There was the famous case reported by the DTI in the early days of their EMC Awareness Campaign of the guy who was standing under his crane’s load using his radio-control pendant when interference caused it to release its load, crushing him to death. Many recent crane incidents are due to the use of radio control, especially where crane radio-control systems share the same frequency bands as amateur radio and/or car radio-keyfobs. The soon-to-be-introduced TETRA system also shares some of these bands, and use 25W transmitters – so expect more wild cranes.

Just to prove that modern technology can’t teach old technology any interference lessons, I once worked for a company that I was told had made the controls and drives for the first large-scale hovercraft testing tank in the late 1960’s. It was in effect a sophisticated travelling overhead crane, which ran a gantry along overhead rails and towed a hovercraft shape along a large pool of water in an even larger building. In those days they used resistor-transistor logic which ran on a 40V rail to provide noise immunity. During commissioning the machine suddenly started up by itself and proceeded towards the far end of the pool – it had been set off by “some sort of mains transient”. All the personnel on the site were standing by the access ladder to its gantry, but the only emergency stop button was on the gantry – but it and its ladder were moving just faster than running speed and they couldn’t get to it. Since it was not operating according to its (hard-wired) programming, the crane ignored its limit switches and crashed clear through the end wall of the building. Luckily nobody was hurt. The next version had E-stops all around the building.

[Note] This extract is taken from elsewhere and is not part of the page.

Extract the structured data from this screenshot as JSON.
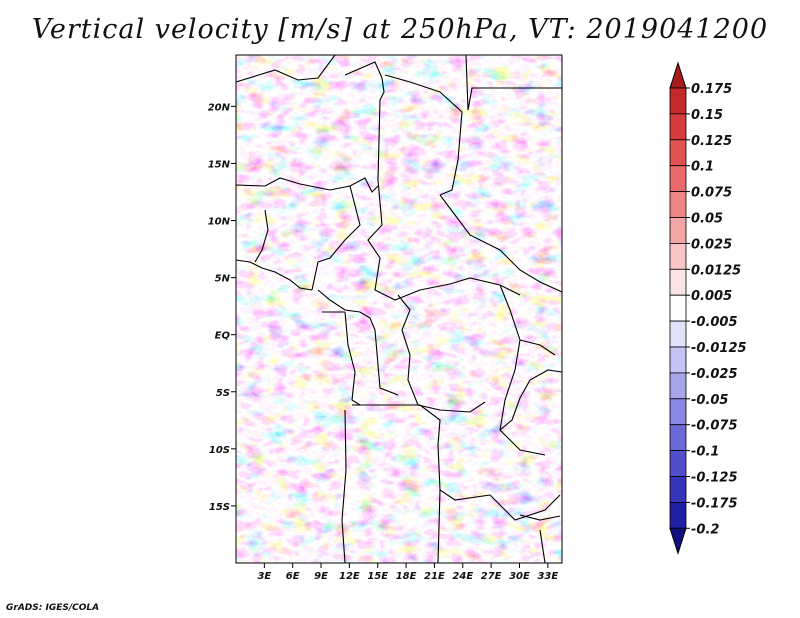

(Submitted by Keith Armstrong, Cherry Clough Consultants, www.cherryclough.com.)

26. Foetal heart monitor picks up cell phone conversations

A foetal heart monitor in a clinic in the UK in June 1998 picked up a cellphone conversation from elsewhere on the premises quite clearly. The visual output of the monitor was unaffected, but the staff tend to use the audio output, and the cellphone conversation was so loud that it swamped the heart signal they were listening for.

It must have been an analogue cellphone, and it must have been getting in via the audio stages, or else the visual output would have been distorted. Even slow opamps will demodulate 900MHz signals (as hearing aid wearers are only too aware!). In common with many healthcare promises, the use of cellphones on the premises was banned, but you can’t rely on people to read or follow signs.

(Submitted by Ian Ball.)

27. RF welder fields set fire to bed 60 yards away

A 40kW RF welder (a dielectric welder for plastic materials) in use in a factory caused a mattress in a bed manufacturer’s factory 60 yards away to catch alight. The bed springs must have just been the right length to make an efficient antenna at the frequency the welder was using.

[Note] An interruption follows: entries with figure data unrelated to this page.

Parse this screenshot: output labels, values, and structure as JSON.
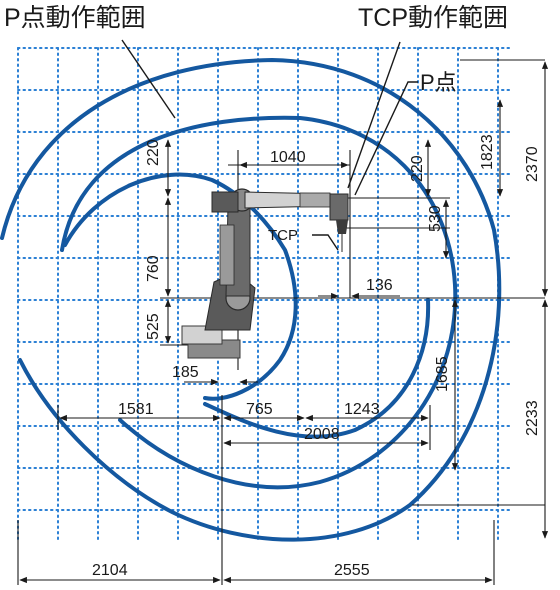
{
  "labels": {
    "p_point_range": "P点動作範囲",
    "tcp_range": "TCP動作範囲",
    "p_point": "P点",
    "tcp": "TCP"
  },
  "dimensions": {
    "d220_left": "220",
    "d1040": "1040",
    "d220_right": "220",
    "d1823": "1823",
    "d2370": "2370",
    "d530": "530",
    "d760": "760",
    "d136": "136",
    "d525": "525",
    "d1685": "1685",
    "d185": "185",
    "d1581": "1581",
    "d765": "765",
    "d1243": "1243",
    "d2008": "2008",
    "d2233": "2233",
    "d2104": "2104",
    "d2555": "2555"
  },
  "colors": {
    "arc": "#1458a0",
    "grid": "#2a7fd4",
    "line": "#1a1a1a",
    "robot_dark": "#3a3a3a",
    "robot_mid": "#8a8a8a",
    "robot_light": "#d2d2d2"
  }
}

(Anonymous submission, date of event not specified.)


The regular “Banana Skins” column was published in the EMC Journal, starting in January 1998. Alan E. Hutley, a prominent member of the electronics community, distinguished publisher of the EMC Journal, founder of the EMCIA EMC Industry Association and the EMCUK Exhibition & Conference, has graciously given his permission for In Compliance to republish this reader-favorite column.

The Banana Skin columns were compiled by Keith Armstrong, of Cherry Clough Consultants Ltd, from items he found in various publications, and anecdotes and links sent in by the many fans of the column. All of the EMC Journal columns are available at https://www.emcstandards.co.uk/emi-stories, indexed both by application and type of EM disturbance, and new ones have recently begun being added. Keith has also given his permission for these stories to be shared through In Compliance as a service to the worldwide EMC community.

We are proud to carry on the tradition of sharing Banana Skins for the purpose of promoting education for EMI/EMC engineers.